Well, okay, but what next?

Also, you need to pay attention. My last post wasn't exactly perfect, so take a look and fix it!

 

[lep11]

Well, okay, but what next?

d(a,z)<r.

d(0,z)≤d(0,a)+d(a,z)<r + d(a,0)<√2?

 

[PeroK]

d(a,z)<r.

d(0,z)≤d(0,a)+d(a,z)<r + d(a,0)<√2?

Why is that?

 

[lep11]

Why is that?

That's what I need to show next somehow

 

[PeroK]

That's what I need to show next somehow

Why did you define $r$ the way you did?

A metric is a distance function, so you should be able to think these things through in terms of "the distance to $z$" etc.
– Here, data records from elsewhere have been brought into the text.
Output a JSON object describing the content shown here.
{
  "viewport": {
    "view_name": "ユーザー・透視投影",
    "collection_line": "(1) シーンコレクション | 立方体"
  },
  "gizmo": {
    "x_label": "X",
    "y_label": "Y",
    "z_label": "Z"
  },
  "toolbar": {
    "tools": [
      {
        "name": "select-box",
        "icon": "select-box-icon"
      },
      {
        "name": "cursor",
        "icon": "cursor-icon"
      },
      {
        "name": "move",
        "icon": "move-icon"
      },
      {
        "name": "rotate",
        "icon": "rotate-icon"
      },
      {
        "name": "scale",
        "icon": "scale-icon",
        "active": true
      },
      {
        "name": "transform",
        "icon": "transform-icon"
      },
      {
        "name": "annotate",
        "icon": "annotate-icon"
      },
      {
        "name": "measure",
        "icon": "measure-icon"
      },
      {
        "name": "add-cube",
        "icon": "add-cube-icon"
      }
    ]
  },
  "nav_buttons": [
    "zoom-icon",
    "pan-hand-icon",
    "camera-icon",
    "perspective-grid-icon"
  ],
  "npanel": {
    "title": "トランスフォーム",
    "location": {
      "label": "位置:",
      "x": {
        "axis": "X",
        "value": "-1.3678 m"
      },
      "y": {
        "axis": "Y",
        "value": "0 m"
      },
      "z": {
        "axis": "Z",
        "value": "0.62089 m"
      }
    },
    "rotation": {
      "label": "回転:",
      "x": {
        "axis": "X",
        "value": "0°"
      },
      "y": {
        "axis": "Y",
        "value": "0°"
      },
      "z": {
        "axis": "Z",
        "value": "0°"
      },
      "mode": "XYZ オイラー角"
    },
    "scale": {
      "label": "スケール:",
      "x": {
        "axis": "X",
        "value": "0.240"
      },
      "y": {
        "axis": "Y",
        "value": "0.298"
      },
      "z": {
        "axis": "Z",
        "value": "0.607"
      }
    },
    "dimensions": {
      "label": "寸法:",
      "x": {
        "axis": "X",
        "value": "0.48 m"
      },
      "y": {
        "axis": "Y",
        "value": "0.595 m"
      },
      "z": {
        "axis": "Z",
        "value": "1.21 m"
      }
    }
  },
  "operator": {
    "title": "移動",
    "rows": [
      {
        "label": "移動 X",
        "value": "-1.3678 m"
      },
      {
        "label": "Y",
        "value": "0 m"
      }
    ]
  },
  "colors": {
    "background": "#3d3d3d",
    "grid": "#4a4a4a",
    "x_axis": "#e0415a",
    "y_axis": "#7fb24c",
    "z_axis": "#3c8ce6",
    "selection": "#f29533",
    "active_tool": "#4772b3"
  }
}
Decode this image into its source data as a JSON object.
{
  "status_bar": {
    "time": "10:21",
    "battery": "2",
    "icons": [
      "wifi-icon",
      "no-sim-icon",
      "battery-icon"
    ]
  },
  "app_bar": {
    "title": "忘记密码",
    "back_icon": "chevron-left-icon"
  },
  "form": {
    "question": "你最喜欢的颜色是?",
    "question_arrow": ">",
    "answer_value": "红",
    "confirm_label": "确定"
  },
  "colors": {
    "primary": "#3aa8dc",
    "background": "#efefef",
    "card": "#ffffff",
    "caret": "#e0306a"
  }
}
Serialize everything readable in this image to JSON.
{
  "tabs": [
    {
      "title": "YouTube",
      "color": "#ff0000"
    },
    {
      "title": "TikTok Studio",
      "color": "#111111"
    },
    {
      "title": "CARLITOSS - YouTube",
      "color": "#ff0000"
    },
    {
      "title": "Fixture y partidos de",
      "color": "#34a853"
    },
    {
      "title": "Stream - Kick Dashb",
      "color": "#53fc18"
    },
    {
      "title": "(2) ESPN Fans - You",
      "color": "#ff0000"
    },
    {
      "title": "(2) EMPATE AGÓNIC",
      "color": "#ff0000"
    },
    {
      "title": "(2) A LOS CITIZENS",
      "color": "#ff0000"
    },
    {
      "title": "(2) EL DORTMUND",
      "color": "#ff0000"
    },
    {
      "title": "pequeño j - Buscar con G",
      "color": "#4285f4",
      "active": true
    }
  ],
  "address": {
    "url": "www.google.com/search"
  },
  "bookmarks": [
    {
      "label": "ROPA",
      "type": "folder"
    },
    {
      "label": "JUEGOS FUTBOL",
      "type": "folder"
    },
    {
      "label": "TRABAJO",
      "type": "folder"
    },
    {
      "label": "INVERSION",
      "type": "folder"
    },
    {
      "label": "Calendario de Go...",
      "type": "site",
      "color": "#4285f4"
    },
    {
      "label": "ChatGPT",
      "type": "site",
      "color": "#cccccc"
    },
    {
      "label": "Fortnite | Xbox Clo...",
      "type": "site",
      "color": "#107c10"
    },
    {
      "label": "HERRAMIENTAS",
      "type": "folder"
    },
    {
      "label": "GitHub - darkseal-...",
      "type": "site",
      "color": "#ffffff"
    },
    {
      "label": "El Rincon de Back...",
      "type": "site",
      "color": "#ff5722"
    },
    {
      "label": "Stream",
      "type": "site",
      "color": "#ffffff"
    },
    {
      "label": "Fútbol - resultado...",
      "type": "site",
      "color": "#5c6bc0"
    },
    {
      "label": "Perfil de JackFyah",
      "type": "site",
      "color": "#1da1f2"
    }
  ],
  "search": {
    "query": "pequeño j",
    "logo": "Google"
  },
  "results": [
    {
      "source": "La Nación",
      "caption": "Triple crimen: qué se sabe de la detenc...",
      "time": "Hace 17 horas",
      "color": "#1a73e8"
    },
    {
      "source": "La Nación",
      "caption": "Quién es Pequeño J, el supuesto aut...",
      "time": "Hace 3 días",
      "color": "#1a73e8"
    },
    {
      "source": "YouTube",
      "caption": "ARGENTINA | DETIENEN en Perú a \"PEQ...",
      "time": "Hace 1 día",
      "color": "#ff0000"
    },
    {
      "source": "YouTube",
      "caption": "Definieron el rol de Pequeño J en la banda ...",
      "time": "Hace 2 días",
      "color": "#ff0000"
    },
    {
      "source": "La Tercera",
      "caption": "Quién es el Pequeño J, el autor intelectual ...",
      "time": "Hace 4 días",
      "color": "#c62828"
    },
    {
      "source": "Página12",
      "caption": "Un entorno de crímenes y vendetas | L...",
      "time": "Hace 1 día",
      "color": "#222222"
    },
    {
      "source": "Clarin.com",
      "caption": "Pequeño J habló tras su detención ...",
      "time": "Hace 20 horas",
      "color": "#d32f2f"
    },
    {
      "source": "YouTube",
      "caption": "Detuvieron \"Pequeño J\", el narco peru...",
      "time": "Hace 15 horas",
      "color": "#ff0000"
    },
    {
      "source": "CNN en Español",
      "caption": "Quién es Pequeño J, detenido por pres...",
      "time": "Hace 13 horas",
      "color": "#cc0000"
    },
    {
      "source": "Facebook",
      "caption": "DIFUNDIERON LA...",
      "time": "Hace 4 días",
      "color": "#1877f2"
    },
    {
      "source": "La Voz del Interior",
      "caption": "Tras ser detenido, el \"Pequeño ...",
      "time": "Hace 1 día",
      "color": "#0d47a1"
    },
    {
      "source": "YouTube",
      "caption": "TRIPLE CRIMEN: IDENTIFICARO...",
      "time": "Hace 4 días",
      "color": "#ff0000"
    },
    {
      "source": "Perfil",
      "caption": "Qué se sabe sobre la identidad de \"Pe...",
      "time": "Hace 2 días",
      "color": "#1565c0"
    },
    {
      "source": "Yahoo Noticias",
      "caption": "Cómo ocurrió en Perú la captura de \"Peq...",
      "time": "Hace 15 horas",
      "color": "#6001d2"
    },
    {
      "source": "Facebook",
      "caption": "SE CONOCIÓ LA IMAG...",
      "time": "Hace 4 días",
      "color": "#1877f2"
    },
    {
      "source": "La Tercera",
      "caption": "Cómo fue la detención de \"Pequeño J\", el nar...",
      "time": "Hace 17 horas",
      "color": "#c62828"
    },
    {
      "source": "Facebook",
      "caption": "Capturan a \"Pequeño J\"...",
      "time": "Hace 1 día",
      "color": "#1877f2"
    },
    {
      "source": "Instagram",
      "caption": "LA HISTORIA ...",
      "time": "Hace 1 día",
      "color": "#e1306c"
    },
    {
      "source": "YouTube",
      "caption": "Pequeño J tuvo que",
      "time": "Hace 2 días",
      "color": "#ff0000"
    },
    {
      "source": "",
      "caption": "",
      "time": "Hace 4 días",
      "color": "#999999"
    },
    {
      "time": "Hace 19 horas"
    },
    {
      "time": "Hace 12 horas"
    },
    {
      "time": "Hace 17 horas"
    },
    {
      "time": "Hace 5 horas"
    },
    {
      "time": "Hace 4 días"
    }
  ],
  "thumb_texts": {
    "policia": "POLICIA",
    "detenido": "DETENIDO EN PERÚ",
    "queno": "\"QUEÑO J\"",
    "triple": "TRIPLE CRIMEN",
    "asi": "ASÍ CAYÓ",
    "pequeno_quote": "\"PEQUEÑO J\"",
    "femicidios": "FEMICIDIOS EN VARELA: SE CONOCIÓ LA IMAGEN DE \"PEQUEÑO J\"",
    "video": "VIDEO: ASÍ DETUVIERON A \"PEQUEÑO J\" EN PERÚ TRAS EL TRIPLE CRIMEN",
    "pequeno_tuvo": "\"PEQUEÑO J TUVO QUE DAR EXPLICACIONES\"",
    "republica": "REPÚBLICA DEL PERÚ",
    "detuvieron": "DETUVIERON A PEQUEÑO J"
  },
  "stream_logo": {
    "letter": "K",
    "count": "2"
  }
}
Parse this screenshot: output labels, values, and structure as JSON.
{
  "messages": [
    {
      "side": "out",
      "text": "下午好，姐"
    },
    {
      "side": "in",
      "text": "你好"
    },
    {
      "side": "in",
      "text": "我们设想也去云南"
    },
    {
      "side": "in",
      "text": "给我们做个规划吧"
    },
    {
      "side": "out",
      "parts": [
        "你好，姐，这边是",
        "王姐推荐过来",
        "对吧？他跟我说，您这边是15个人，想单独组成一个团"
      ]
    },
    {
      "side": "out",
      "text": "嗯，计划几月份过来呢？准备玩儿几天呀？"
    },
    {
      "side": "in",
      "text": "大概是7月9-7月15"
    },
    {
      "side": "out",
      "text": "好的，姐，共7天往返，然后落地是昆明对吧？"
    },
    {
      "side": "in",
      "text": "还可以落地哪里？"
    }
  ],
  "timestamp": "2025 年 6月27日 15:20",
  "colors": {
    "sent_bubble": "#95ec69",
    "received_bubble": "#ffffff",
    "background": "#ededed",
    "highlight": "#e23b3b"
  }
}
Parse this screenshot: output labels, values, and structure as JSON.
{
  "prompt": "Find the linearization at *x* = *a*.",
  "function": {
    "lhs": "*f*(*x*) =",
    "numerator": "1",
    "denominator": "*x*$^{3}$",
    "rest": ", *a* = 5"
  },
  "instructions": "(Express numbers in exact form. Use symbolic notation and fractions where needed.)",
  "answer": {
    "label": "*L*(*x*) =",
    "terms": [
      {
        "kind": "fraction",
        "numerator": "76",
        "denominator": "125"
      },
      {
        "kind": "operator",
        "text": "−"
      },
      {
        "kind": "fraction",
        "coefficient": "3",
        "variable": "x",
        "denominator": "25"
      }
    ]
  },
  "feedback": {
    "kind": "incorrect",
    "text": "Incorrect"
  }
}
That may or may not help. You should also draw these points on a diagram to help you see why $z$ is in $A$.

 

[lep11]

Why did you define $r$ the way you did?

A metric is a distance function, so you should be able to think these things through in terms of "the distance to $z$" etc.

That may or may not help. You should also draw these points on a diagram to help you see why $z$ is in $A$.

By geometry? I need to show d(0,z)>1 as well. Clearly z is in A.

 

[PeroK]

By geometry? I need to show d(0,z)>1 as well. Clearly z is in A.

If you look at the definition of $r$ you'll see that:

$r \le d(0, a) - 1$

$r \le \sqrt{2} - d(0, a)$

 

[lep11]

If you look at the definition of $r$ you'll see that:

$r \le d(0, a) - 1$

$r \le \sqrt{2} - d(0, a)$

$...<r+d(0,a)≤d(0,a)+ \sqrt{2} - d(0, a)=\sqrt{2}$ now I am getting somewhere

how about d(0,z)>1?

 

[lep11]

but how to show d(0,z)>1?

 

[PeroK]

but how to show d(0,z)>1?

Use the other inequality in post #23.

 

[lep11]

Use the other inequality in post #23.

Yes, I have been trying to plug it in d(0,z)≤d(0,a)+d(a,z) with no success.

 

[PeroK]

Yes, I have been trying to plug it in d(0,z)≤d(0,a)+d(a,z) with no success.

You need an inequality for $d(0, z)$ greater than something.

 

[lep11]

You need an inequality for $d(0, z)$ greater than something.

Sure, but unfortunately I still can't figure out how to prove d(0,z)>1.

d(0,z)...>...>1?

 

[PeroK]

Sure, but unfortunately I still can't figure out how to prove d(0,z)>1.

d(0,z)...>...>1?

It's just the triangle inequality again:

$d(0, a) \le d(0, z) + d(z, a)$

 

[lep11]

It's just the triangle inequality again:

$d(0, a) \le d(0, z) + d(z, a)$

$d(0, a) \le d(0, z) + d(z, a)$ ⇔ $d(0, z) ≥ d(0, a)-d(z, a)$

 

[PeroK]

$d(0, a) \le d(0, z) + d(z, a)$ ⇔ $d(0, z) ≥ d(0, a)-d(z, a)$

That's true,but what about using the inequalities you know for $d(0, a)$ and $d(z, a)$?

 

[lep11]

$d(0, z) ≥ d(0, a)-d(z,a) >d(0,a)>1$

 

[PeroK]

$d(0, z) ≥ d(0, a)-d(z,a) > d(0,a)>1$

That middle equality cannot be correct. $d(0, a)-d(z,a) \le d(0,a)$ surely?

 

[lep11]

That middle equality cannot be correct. $d(0, a)-d(z,a) \le d(0,a)$ surely?

What's wrong?